United States Monetary Policy

United States

Fed remains on hold but hints at future action

At its policy meeting on 31 July - 1 August, the Federal Open Market Committee (FOMC) left the federal funds rate within the historically-low range of 0% to 0.25% established in December 2008. The Committee also decided to continue its average maturity extension programme, commonly referred to as Operation Twist, until the end of the year, as previously announced in June. All these decisions were expected by the market. The Fed stated that inflation has declined in recent months as a result of lower prices for crude oil and gasoline, while adding that long-term inflation expectations have remained stable. According to the Committee, "inflation over the medium term will run at or below the rate that it judges most consistent with its dual mandate". Monetary authorities noted that growth in employment has been slow in recent months and that the unemployment rate remains elevated, while adding that the housing sector remains depressed despite some further signs of improvement. The Fed expects "economic growth to remain moderate over coming quarters and then pick up very gradually" and "consequently anticipate that the unemployment rate will decline only slowly" going forward.
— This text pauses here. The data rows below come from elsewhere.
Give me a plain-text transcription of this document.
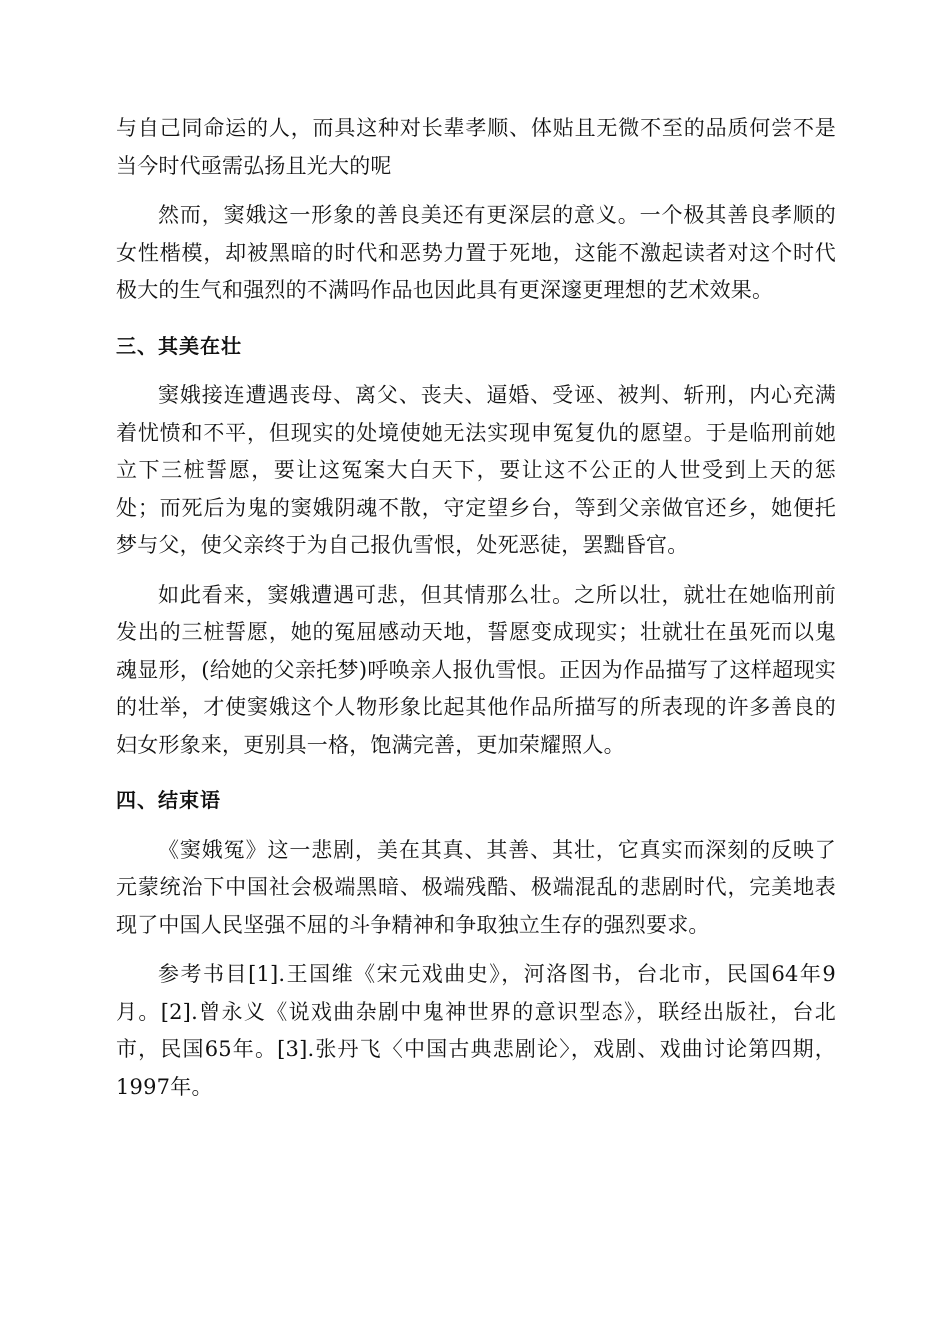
与自己同命运的人，而具这种对长辈孝顺、体贴且无微不至的品质何尝不是当今时代亟需弘扬且光大的呢

然而，窦娥这一形象的善良美还有更深层的意义。一个极其善良孝顺的女性楷模，却被黑暗的时代和恶势力置于死地，这能不激起读者对这个时代极大的生气和强烈的不满吗作品也因此具有更深邃更理想的艺术效果。

三、其美在壮

窦娥接连遭遇丧母、离父、丧夫、逼婚、受诬、被判、斩刑，内心充满着忧愤和不平，但现实的处境使她无法实现申冤复仇的愿望。于是临刑前她立下三桩誓愿，要让这冤案大白天下，要让这不公正的人世受到上天的惩处；而死后为鬼的窦娥阴魂不散，守定望乡台，等到父亲做官还乡，她便托梦与父，使父亲终于为自己报仇雪恨，处死恶徒，罢黜昏官。

如此看来，窦娥遭遇可悲，但其情那么壮。之所以壮，就壮在她临刑前发出的三桩誓愿，她的冤屈感动天地，誓愿变成现实；壮就壮在虽死而以鬼魂显形，(给她的父亲托梦)呼唤亲人报仇雪恨。正因为作品描写了这样超现实的壮举，才使窦娥这个人物形象比起其他作品所描写的所表现的许多善良的妇女形象来，更别具一格，饱满完善，更加荣耀照人。

四、结束语

《窦娥冤》这一悲剧，美在其真、其善、其壮，它真实而深刻的反映了元蒙统治下中国社会极端黑暗、极端残酷、极端混乱的悲剧时代，完美地表现了中国人民坚强不屈的斗争精神和争取独立生存的强烈要求。

参考书目[1].王国维《宋元戏曲史》，河洛图书，台北市，民国64年9月。[2].曾永义《说戏曲杂剧中鬼神世界的意识型态》，联经出版社，台北市，民国65年。[3].张丹飞〈中国古典悲剧论〉，戏剧、戏曲讨论第四期，1997年。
Against this backdrop, the Committee reiterated that it expects the federal funds rate to remain at exceptionally low levels at least through late 2014. Although the wording of the FOMC statement was nearly unchanged from the previous meeting, the document did contain one important change, as the Fed announced that it "will provide additional accommodation as needed to promote a stronger economic recovery". According to a majority of analysts, the new phrasing suggests that the Federal Reserve may embark in a new round of quantitative easing at its next policy meeting in September.